Einwände, die gegen solche Kritik vorgebracht wurden, lauteten, das seien teilweise aktuelle Zahlen gewesen oder wegen Krisensituationen der Wirtschaft könne man das noch nicht richtig behandeln. Es gibt seit zwei, drei Wochen einen neuen Bericht der Bundesregierung, den "Datenreport 2013: Ein Sozialbericht für die Bundesrepublik Deutschland", herausgegeben von der Bundeszentrale für politische Bildung. In diesem Bericht – das gilt jetzt vor allen Dingen für die CDU und die FDP und ihre Bilanz – werden zwei Dinge festgestellt. Erstens, dass das Armutsrisiko in diesen Jahren trotz guter ökonomischer Grundlagen noch einmal kräftig gestiegen ist.

(André Trepoll CDU: Das ist Ihre Anmeldung für morgen!)

Das liegt in Ihrer Verantwortung, und diese Politik war nicht gut für die Menschen. Das Schlimmste ist aber, dass mittlerweile 5 bis 6 Prozent der Menschen in dieser Gesellschaft unter erheblichen materiellen Entbehrungen, wie etwa unbeheizten Wohnungen, leiden. Auch das, meine Damen und Herren, ist nicht mehr zu ertragen.

(Vereinzelter Beifall bei der LINKEN)

Es gab in diesem Wahlkampf ein Hoffnungszeichen für mich, nämlich dass es so etwas wie eine rot-rot-grüne Stimmung gibt, die besagte, dass dieses Thema vor allen Dingen angegangen werden muss. Armut ist nicht nur ein Problem der Gerechtigkeit, sondern Armut ist auch entscheidend zu bekämpfen, um diese Gesellschaft sozial, aber auch wirtschaftlich voranzubringen.
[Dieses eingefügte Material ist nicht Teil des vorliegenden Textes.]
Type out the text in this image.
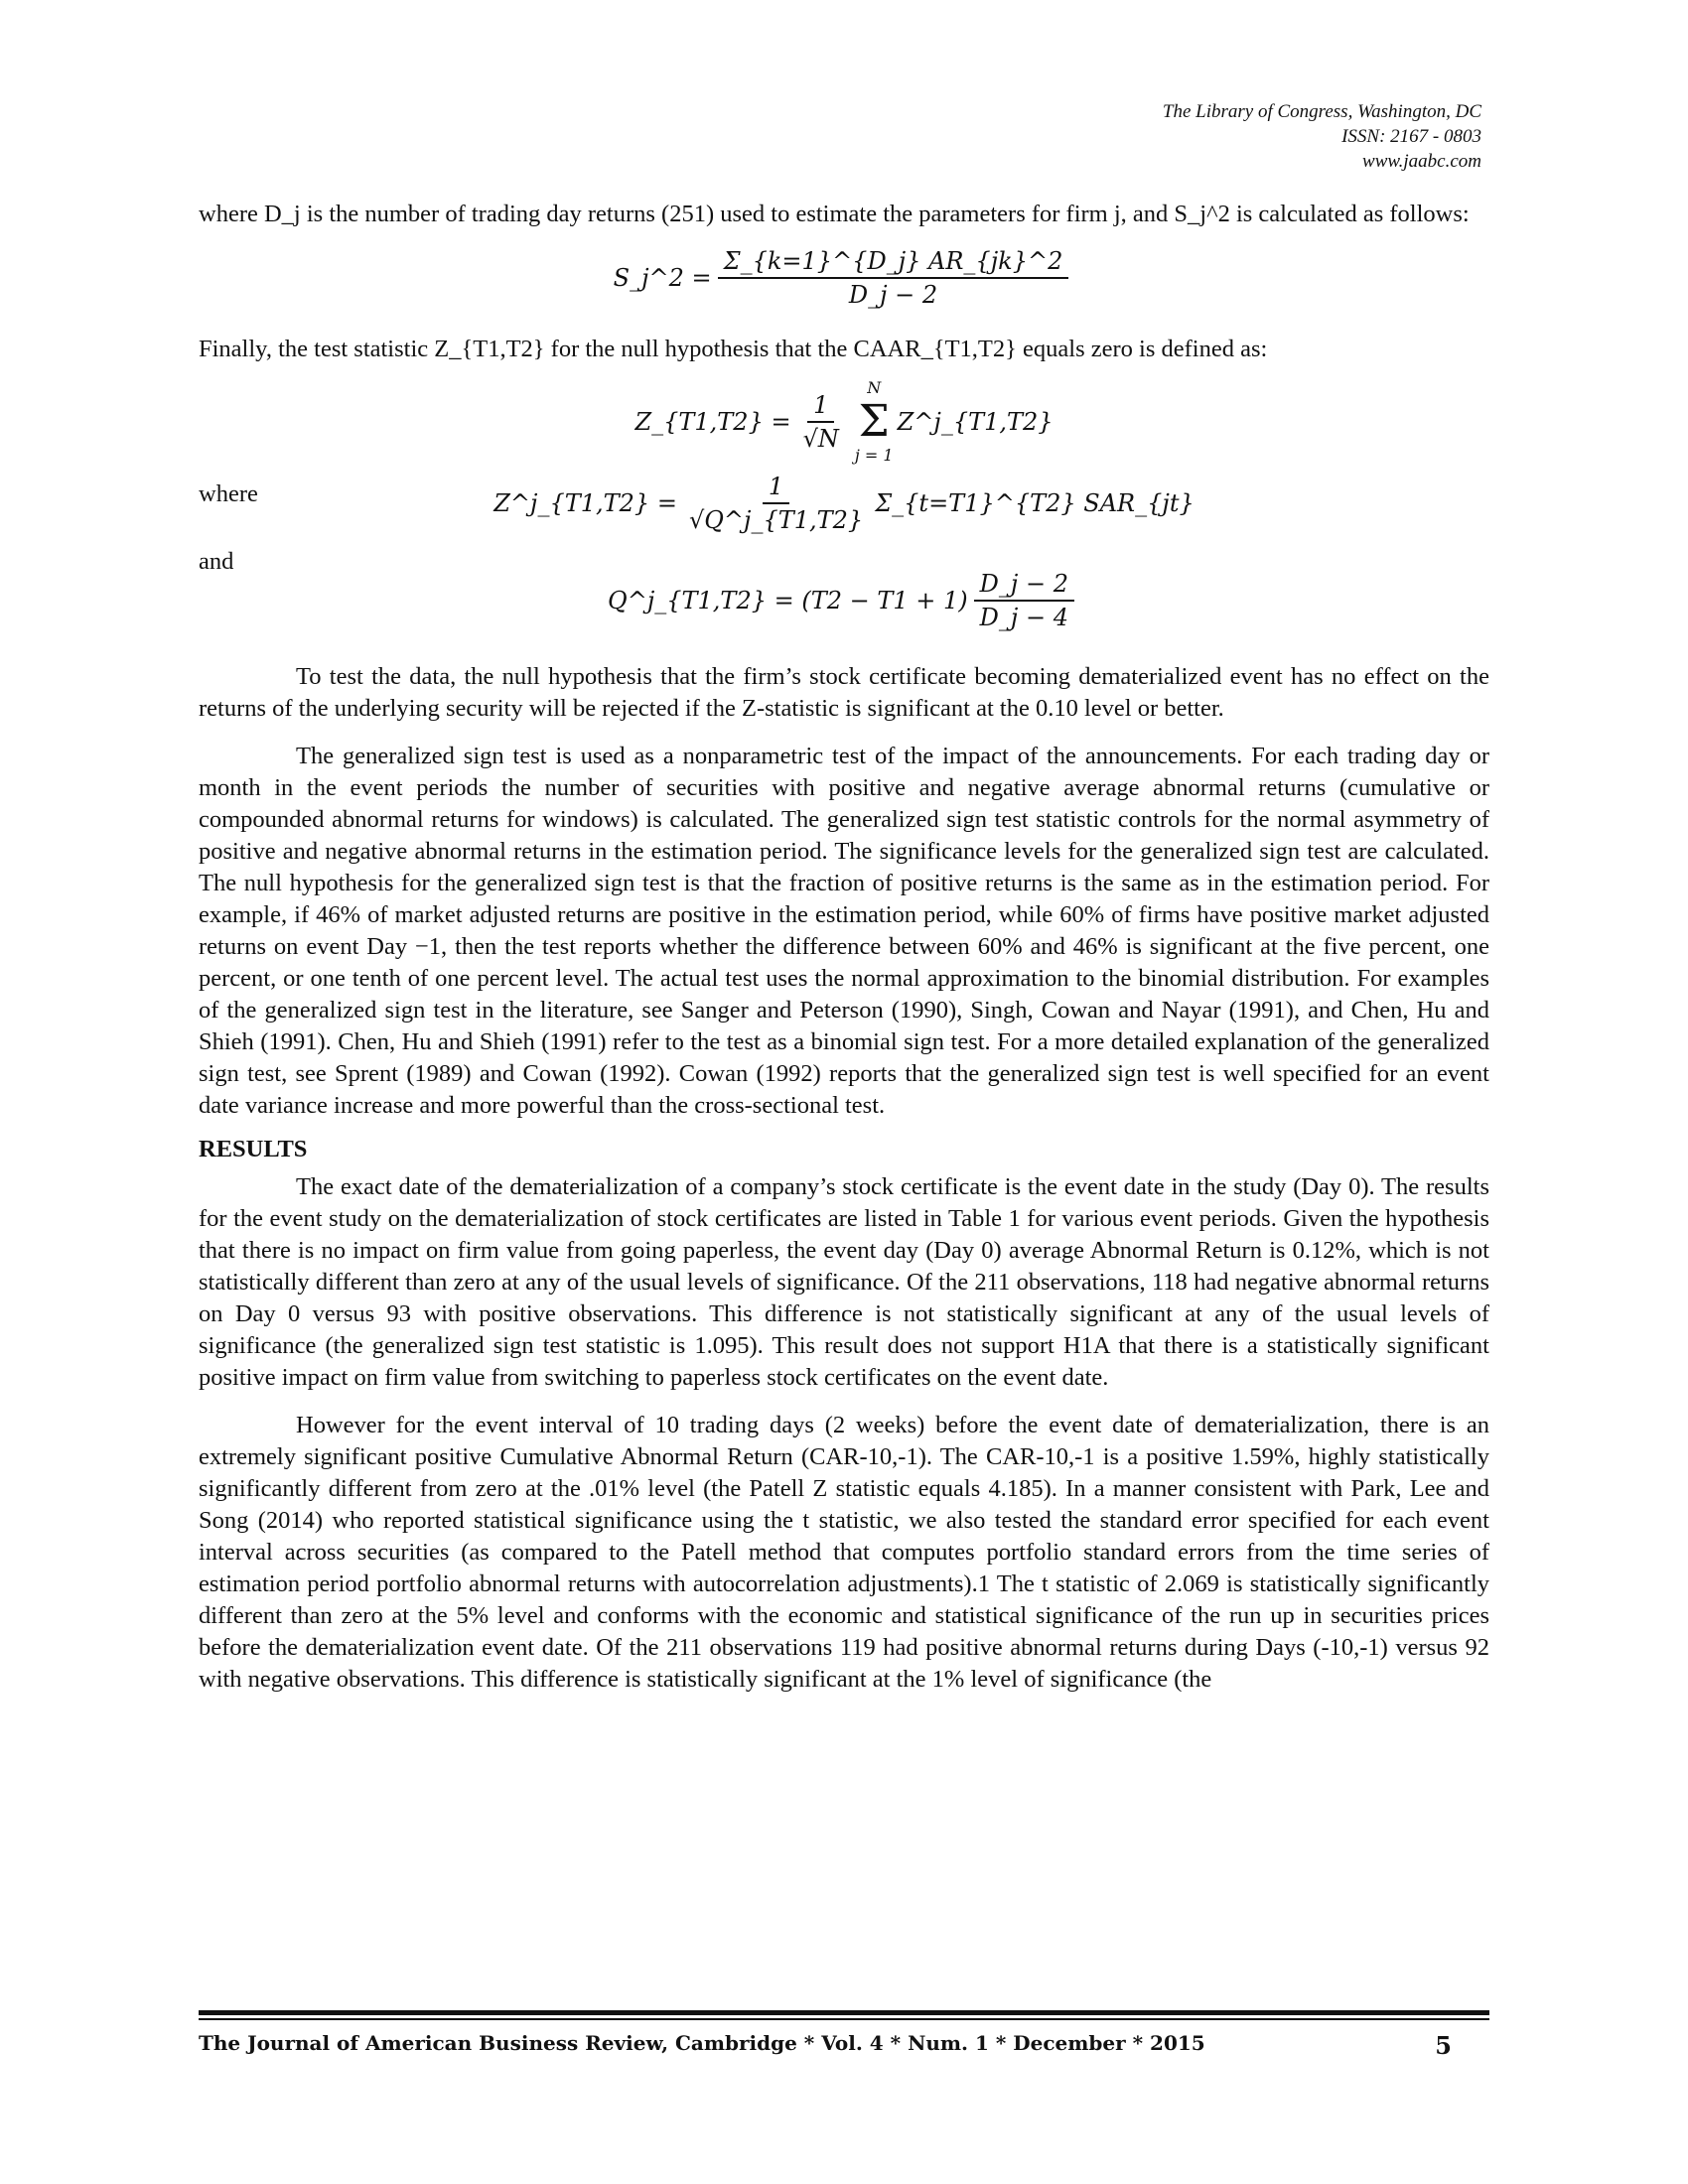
The Library of Congress, Washington, DC
ISSN: 2167 - 0803
www.jaabc.com

where D_j is the number of trading day returns (251) used to estimate the parameters for firm j, and S_j^2 is calculated as follows:

S_j^2 = $\frac{\Sigma\_\{k=1\}\^{}\{D\_j\} AR\_\{jk\}\^{}2}{D\_j - 2}$

Finally, the test statistic Z_{T1,T2} for the null hypothesis that the CAAR_{T1,T2} equals zero is defined as:

Z_{T1,T2} = $\frac{1}{√N}$
N
Σ
j = 1
Z^j_{T1,T2}
where	Z^j_{T1,T2} = $\frac{1}{√Q\^{}j\_\{T1,T2\}}$ Σ_{t=T1}^{T2} SAR_{jt}
and
Q^j_{T1,T2} = $(T2 - T1 + 1) \frac{D\_j - 2}{D\_j - 4}$

To test the data, the null hypothesis that the firm’s stock certificate becoming dematerialized event has no effect on the returns of the underlying security will be rejected if the Z-statistic is significant at the 0.10 level or better.

The generalized sign test is used as a nonparametric test of the impact of the announcements. For each trading day or month in the event periods the number of securities with positive and negative average abnormal returns (cumulative or compounded abnormal returns for windows) is calculated. The generalized sign test statistic controls for the normal asymmetry of positive and negative abnormal returns in the estimation period. The significance levels for the generalized sign test are calculated. The null hypothesis for the generalized sign test is that the fraction of positive returns is the same as in the estimation period. For example, if 46% of market adjusted returns are positive in the estimation period, while 60% of firms have positive market adjusted returns on event Day −1, then the test reports whether the difference between 60% and 46% is significant at the five percent, one percent, or one tenth of one percent level. The actual test uses the normal approximation to the binomial distribution. For examples of the generalized sign test in the literature, see Sanger and Peterson (1990), Singh, Cowan and Nayar (1991), and Chen, Hu and Shieh (1991). Chen, Hu and Shieh (1991) refer to the test as a binomial sign test. For a more detailed explanation of the generalized sign test, see Sprent (1989) and Cowan (1992). Cowan (1992) reports that the generalized sign test is well specified for an event date variance increase and more powerful than the cross-sectional test.

RESULTS

The exact date of the dematerialization of a company’s stock certificate is the event date in the study (Day 0). The results for the event study on the dematerialization of stock certificates are listed in Table 1 for various event periods. Given the hypothesis that there is no impact on firm value from going paperless, the event day (Day 0) average Abnormal Return is 0.12%, which is not statistically different than zero at any of the usual levels of significance. Of the 211 observations, 118 had negative abnormal returns on Day 0 versus 93 with positive observations. This difference is not statistically significant at any of the usual levels of significance (the generalized sign test statistic is 1.095). This result does not support H1A that there is a statistically significant positive impact on firm value from switching to paperless stock certificates on the event date.

However for the event interval of 10 trading days (2 weeks) before the event date of dematerialization, there is an extremely significant positive Cumulative Abnormal Return (CAR-10,-1). The CAR-10,-1 is a positive 1.59%, highly statistically significantly different from zero at the .01% level (the Patell Z statistic equals 4.185). In a manner consistent with Park, Lee and Song (2014) who reported statistical significance using the t statistic, we also tested the standard error specified for each event interval across securities (as compared to the Patell method that computes portfolio standard errors from the time series of estimation period portfolio abnormal returns with autocorrelation adjustments).1 The t statistic of 2.069 is statistically significantly different than zero at the 5% level and conforms with the economic and statistical significance of the run up in securities prices before the dematerialization event date. Of the 211 observations 119 had positive abnormal returns during Days (-10,-1) versus 92 with negative observations. This difference is statistically significant at the 1% level of significance (the

The Journal of American Business Review, Cambridge * Vol. 4 * Num. 1 * December * 2015	5
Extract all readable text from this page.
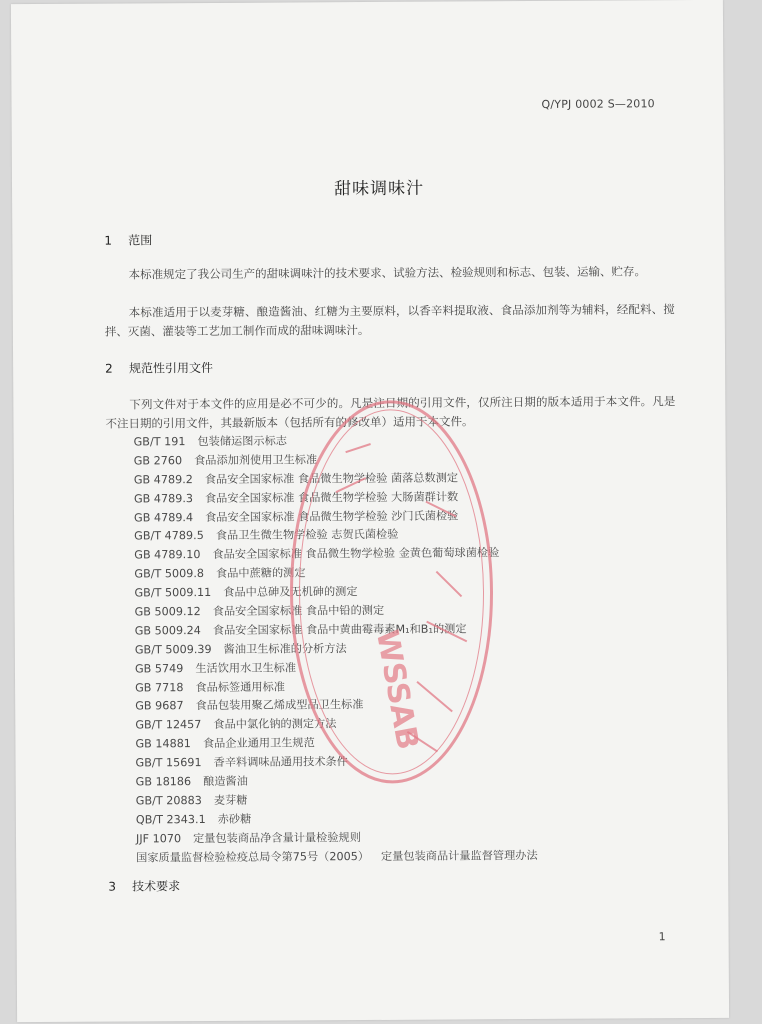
Q/YPJ 0002 S—2010
甜味调味汁
1 范围
本标准规定了我公司生产的甜味调味汁的技术要求、试验方法、检验规则和标志、包装、运输、贮存。
本标准适用于以麦芽糖、酿造酱油、红糖为主要原料，以香辛料提取液、食品添加剂等为辅料，经配料、搅拌、灭菌、灌装等工艺加工制作而成的甜味调味汁。
2 规范性引用文件
下列文件对于本文件的应用是必不可少的。凡是注日期的引用文件，仅所注日期的版本适用于本文件。凡是不注日期的引用文件，其最新版本（包括所有的修改单）适用于本文件。
GB/T 191 包装储运图示标志
GB 2760 食品添加剂使用卫生标准
GB 4789.2 食品安全国家标准 食品微生物学检验 菌落总数测定
GB 4789.3 食品安全国家标准 食品微生物学检验 大肠菌群计数
GB 4789.4 食品安全国家标准 食品微生物学检验 沙门氏菌检验
GB/T 4789.5 食品卫生微生物学检验 志贺氏菌检验
GB 4789.10 食品安全国家标准 食品微生物学检验 金黄色葡萄球菌检验
GB/T 5009.8 食品中蔗糖的测定
GB/T 5009.11 食品中总砷及无机砷的测定
GB 5009.12 食品安全国家标准 食品中铅的测定
GB 5009.24 食品安全国家标准 食品中黄曲霉毒素M₁和B₁的测定
GB/T 5009.39 酱油卫生标准的分析方法
GB 5749 生活饮用水卫生标准
GB 7718 食品标签通用标准
GB 9687 食品包装用聚乙烯成型品卫生标准
GB/T 12457 食品中氯化钠的测定方法
GB 14881 食品企业通用卫生规范
GB/T 15691 香辛料调味品通用技术条件
GB 18186 酿造酱油
GB/T 20883 麦芽糖
QB/T 2343.1 赤砂糖
JJF 1070 定量包装商品净含量计量检验规则
国家质量监督检验检疫总局令第75号（2005） 定量包装商品计量监督管理办法
3 技术要求
1
WSSAB
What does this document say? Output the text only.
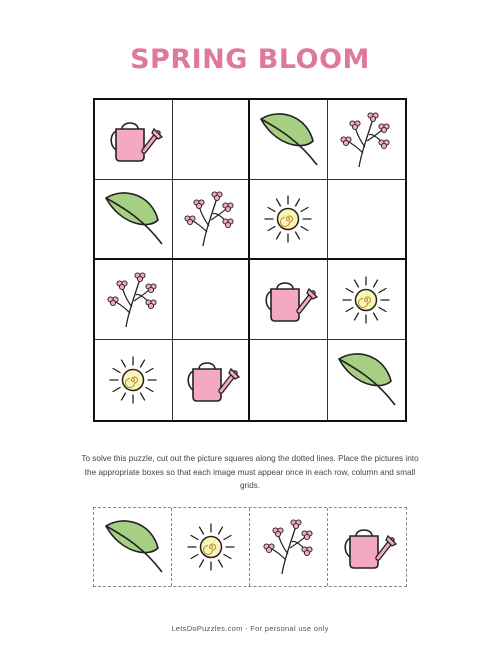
SPRING BLOOM
To solve this puzzle, cut out the picture squares along the dotted lines. Place the pictures into the appropriate boxes so that each image must appear once in each row, column and small grids.
LetsDoPuzzles.com - For personal use only
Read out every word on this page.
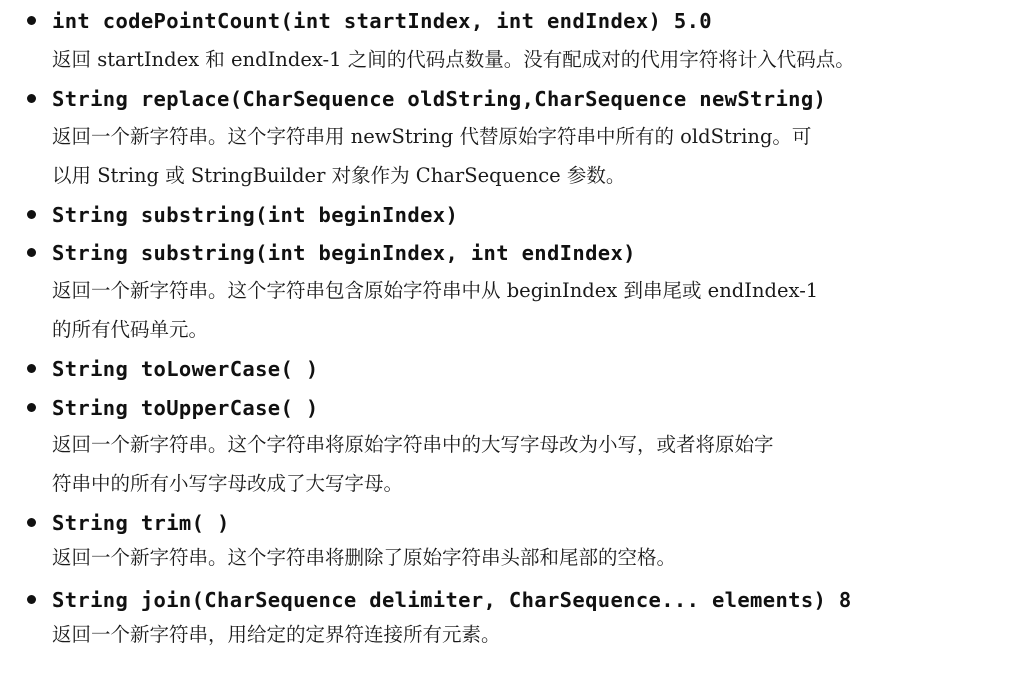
int codePointCount(int startIndex, int endIndex) 5.0
返回 startIndex 和 endIndex-1 之间的代码点数量。没有配成对的代用字符将计入代码点。
String replace(CharSequence oldString,CharSequence newString)
返回一个新字符串。这个字符串用 newString 代替原始字符串中所有的 oldString。可
以用 String 或 StringBuilder 对象作为 CharSequence 参数。
String substring(int beginIndex)
String substring(int beginIndex, int endIndex)
返回一个新字符串。这个字符串包含原始字符串中从 beginIndex 到串尾或 endIndex-1
的所有代码单元。
String toLowerCase( )
String toUpperCase( )
返回一个新字符串。这个字符串将原始字符串中的大写字母改为小写，或者将原始字
符串中的所有小写字母改成了大写字母。
String trim( )
返回一个新字符串。这个字符串将删除了原始字符串头部和尾部的空格。
String join(CharSequence delimiter, CharSequence... elements) 8
返回一个新字符串，用给定的定界符连接所有元素。
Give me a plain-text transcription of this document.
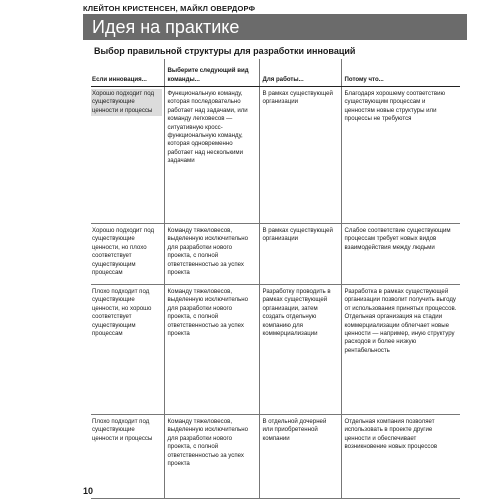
КЛЕЙТОН КРИСТЕНСЕН, МАЙКЛ ОВЕРДОРФ
Идея на практике
Выбор правильной структуры для разработки инноваций
Если инновация...	Выберите следующий вид команды...	Для работы...	Потому что...

Хорошо подходит под существующие ценности и процессы	Функциональную команду, которая последовательно работает над задачами, или команду легковесов — ситуативную кросс-функциональную команду, которая одновременно работает над несколькими задачами	В рамках существующей организации	Благодаря хорошему соответствию существующим процессам и ценностям новые структуры или процессы не требуются
Хорошо подходит под существующие ценности, но плохо соответствует существующим процессам	Команду тяжеловесов, выделенную исключительно для разработки нового проекта, с полной ответственностью за успех проекта	В рамках существующей организации	Слабое соответствие существующим процессам требует новых видов взаимодействия между людьми
Плохо подходит под существующие ценности, но хорошо соответствует существующим процессам	Команду тяжеловесов, выделенную исключительно для разработки нового проекта, с полной ответственностью за успех проекта	Разработку проводить в рамках существующей организации, затем создать отдельную компанию для коммерциализации	Разработка в рамках существующей организации позволит получить выгоду от использования принятых процессов. Отдельная организация на стадии коммерциализации облегчает новые ценности — например, иную структуру расходов и более низкую рентабельность
Плохо подходит под существующие ценности и процессы	Команду тяжеловесов, выделенную исключительно для разработки нового проекта, с полной ответственностью за успех проекта	В отдельной дочерней или приобретенной компании	Отдельная компания позволяет использовать в проекте другие ценности и обеспечивает возникновение новых процессов
10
Für solche Veränderungen ist in diesem Koalitionsvertrag kein Ansatzpunkt zu sehen. Das sind große Aufgaben, die hier zu leisten sind, das sind große Auseinandersetzungen, und es wird nicht gelingen, wenn

(Dr. Anjes Tjarks)

man nicht auch den Reichtum in dieser Gesellschaft angeht.

(Beifall bei der LINKEN – Vizepräsidentin Antje Möller übernimmt den Vorsitz.)

Ohnedem gibt es keine Lösung dieses Problems, ohnedem gibt es keine sozialere Gesellschaft in dieser Welt. Als Letztes sage ich Ihnen: Die Situation ist vor allen Dingen im Zusammenhang mit der von Ihnen für diese Stadt beschlossenen Schuldenbremse dramatisch. Ich weiß nicht, wie das ohne Mehreinnahmen gehen soll. Das werden wir aber leider in den nächsten Monaten debattieren. – Danke.

(Beifall bei der LINKEN)

Das Wort bekommt der Erste Bürgermeister.

Die Geschäftsordnung sieht nicht vor, dass ich während eines Redebeitrags nach hinten gehe und eine Frage stelle. Deshalb werde ich von hier aus kurz etwas zu dem Redebeitrag des Abgeordneten Tjarks sagen, und zwar nur zu einem Punkt. Das mit der Windenergie stimmt nicht, das Gegenteil ist richtig.

(Beifall bei der SPD)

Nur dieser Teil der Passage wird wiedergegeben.